There was no hand to guide her this week, however. Well, maybe caddie Dean Herden helped. This was a fourth major win for him alongside South Korean golfers and his second with Chun.
But he will readily push all the acclaim towards his boss and her brilliance began on Thursday with a first round of 8-under-par 64 that gave her a five-shot lead.
She gained an enormous 11.38 strokes on the field in that opener. To put that in context, Rory McIlroy’s opening 65 on the same course in the 2011 US Open was 9.11 shots better than the field.
A second round 69 stretched her advantage to six at halfway and she was still five clear with 21 holes to play whereupon she gave the field a boost with a clumsy double bogey-seven at the 16th and her pre-final round lead of three didn’t last long either after she made five bogeys in her first 12 holes (two of them on par-5s). The good news was that, Minjee Lee and Lexi Thompson aside, everyone was struggling.
The tournament ultimately turned in the very same spot it had started to go wrong for Chun 24 hours earlier – the par-5 16th.
This time she found the putting surface in three blows and then sat back to watch her playing partners Thompson and Hye-Jin Choi go one-for-four at hitting the green with shots from inside 40-yards.
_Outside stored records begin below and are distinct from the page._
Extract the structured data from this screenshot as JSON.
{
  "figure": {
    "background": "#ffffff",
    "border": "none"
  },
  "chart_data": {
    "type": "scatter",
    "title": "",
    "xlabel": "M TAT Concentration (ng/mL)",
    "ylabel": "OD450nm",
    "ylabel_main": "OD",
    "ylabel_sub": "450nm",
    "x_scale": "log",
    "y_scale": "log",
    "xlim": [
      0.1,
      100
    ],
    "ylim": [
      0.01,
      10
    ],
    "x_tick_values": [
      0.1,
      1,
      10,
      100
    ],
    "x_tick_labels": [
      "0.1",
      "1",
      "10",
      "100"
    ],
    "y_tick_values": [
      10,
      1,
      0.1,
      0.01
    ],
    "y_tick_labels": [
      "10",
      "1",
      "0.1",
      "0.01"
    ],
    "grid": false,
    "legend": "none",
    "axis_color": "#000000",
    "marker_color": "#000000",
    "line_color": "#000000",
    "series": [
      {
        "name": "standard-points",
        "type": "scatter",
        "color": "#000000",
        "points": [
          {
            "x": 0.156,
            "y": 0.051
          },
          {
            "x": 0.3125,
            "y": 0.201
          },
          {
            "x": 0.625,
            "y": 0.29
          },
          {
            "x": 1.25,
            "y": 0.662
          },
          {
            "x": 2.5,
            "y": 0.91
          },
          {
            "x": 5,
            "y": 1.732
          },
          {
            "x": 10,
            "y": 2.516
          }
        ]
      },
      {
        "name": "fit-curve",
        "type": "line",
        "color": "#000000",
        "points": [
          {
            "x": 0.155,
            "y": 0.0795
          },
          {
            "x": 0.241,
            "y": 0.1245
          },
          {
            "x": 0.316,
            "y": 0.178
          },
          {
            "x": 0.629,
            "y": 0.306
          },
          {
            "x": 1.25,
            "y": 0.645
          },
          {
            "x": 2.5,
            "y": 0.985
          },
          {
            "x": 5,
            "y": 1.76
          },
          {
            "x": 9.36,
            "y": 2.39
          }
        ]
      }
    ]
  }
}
Trailing by one on the tee, she converted her birdie putt, had a share of the lead, and the die was cast because a flummoxed Thompson added bogey at the 17th.
Afterwards, she again rekindled memories of the 2018 win, referencing in a quiet and dignified manner the depression her form slump and the trolling had prompted.
“When I got a slump, some people said, ‘In Gee, you should retire.’ But no matter what they said, I believed I can win again,” she said.
Even in recent times she was struggling.
“This win is really special because I always said my depression is getting better,” she explained. “To be honest, when I’m not OK, I don’t want to make any worry for everyone so I just kept saying that I’m OK.
“Last week I talked to my older sister and I really cried. I said, ‘It’s really hard to stay in the US. I don’t know what I want to.’ She said, ‘In Gee, just quit golf, you’re the important thing.’
“When I heard what she said, I didn’t want to quit golf. I said, ‘In Gee, you still want to play golf.’
“So I tried really hard this week. I’m just so happy to make win after all that happened. I’m so proud of myself.
“I want to keep saying thanks to everyone who believed in me and never gave up on me.”
And the two runners-up? Minjee Lee closed with a second-best score of the day 70 for another stellar major championship finish, reiterating that she is in the form of her life.
Lexi Thompson did what Lexi Thompson does. She’s an extraordinary golfer, one who hangs like a willowy tree in a gale after many long shots and wobbles like one over short putts, yet she doggedly keeps coming back for more.
Her performance from the 14th to the 17th was like her career in microcosm: her length from the tee and height with her approach allowed her to be the only contender to have a birdie-putt at the diabolically difficult-to-hit 15th and she drained it, but either side she missed tiddlers and scrambled sloppily.
More major agony for the American then, but Chun’s triumph was entirely deserved and she joins Se Ri Pak and Inbee Park as the only South Koreans to have won more than two majors (of the 19 to have tasted success at the very highest level).
She’s some way off their tallies of seven apiece but it would not be outlandish to suggest that she can inch closer to them in the future.